Politique
L’Assemblée nationale est secouée par une vive polémique autour du sort du députe et ancien Premier ministre Augustin Matata Ponyo. Plus d’une centaine de députés soutiennent une résolution visant à confirmer la position de la chambre basse sur la préservation de ses immunités parlementaires. Mais le texte, bien que déposé il y a plusieurs jours, reste invisible à l’ordre du jour.

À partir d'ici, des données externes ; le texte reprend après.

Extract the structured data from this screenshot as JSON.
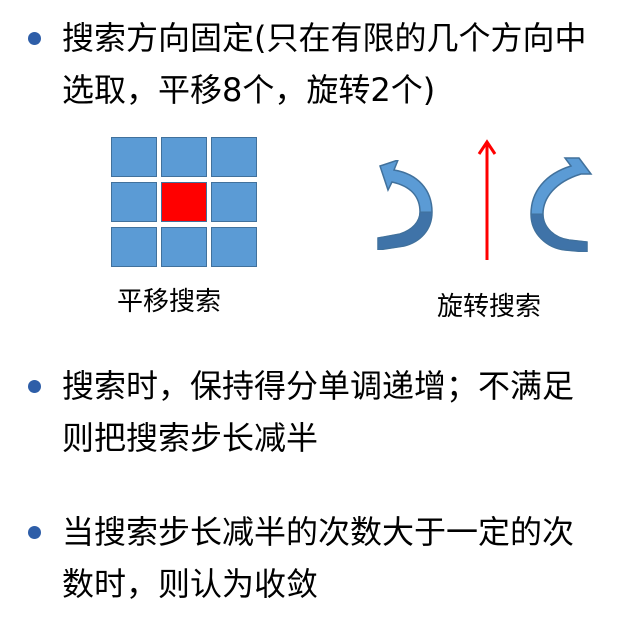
{
  "bullets": [
    {
      "text_line1": "搜索方向固定(只在有限的几个方向中",
      "text_line2": "选取，平移8个，旋转2个)"
    },
    {
      "text_line1": "搜索时，保持得分单调递增；不满足",
      "text_line2": "则把搜索步长减半"
    },
    {
      "text_line1": "当搜索步长减半的次数大于一定的次",
      "text_line2": "数时，则认为收敛"
    }
  ],
  "diagram": {
    "translate_caption": "平移搜索",
    "rotate_caption": "旋转搜索",
    "grid_rows": 3,
    "grid_cols": 3,
    "center_highlighted": true
  },
  "colors": {
    "bullet_dot": "#2e5ea8",
    "cell_fill": "#5b9bd5",
    "cell_border": "#41719c",
    "center_fill": "#ff0000",
    "arrow_up": "#ff0000",
    "curved_arrow_fill": "#5b9bd5"
  }
}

Lors de la séance plénière du lundi 12 mai, le député Alfred Dibandi Nzondomyo a dénoncé publiquement ce qu’il a qualifié de « blocage injustifié » orchestré par le Bureau de l’Assemblée nationale. « Ce texte, largement soutenu, vise à défendre les droits de l’un de nos collègues, le députe Matata Ponyo, dont les prérogatives parlementaires sont mises à mal », a-t-il déclaré. « Il devient inquiétant de constater que cette initiative, malgré le soutien massif des élus, reste ignorée par le Bureau ».
Soutenue par le Collectif 50 (C50), cette résolution aurait déjà recueilli plus de 100 signatures, soit bien plus que le cinquième des membres requis pour son inclusion. Une situation jugée inacceptable par d’autres élus, qui y voient un précédent dangereux pour la séparation des pouvoirs et la protection des immunités parlementaires.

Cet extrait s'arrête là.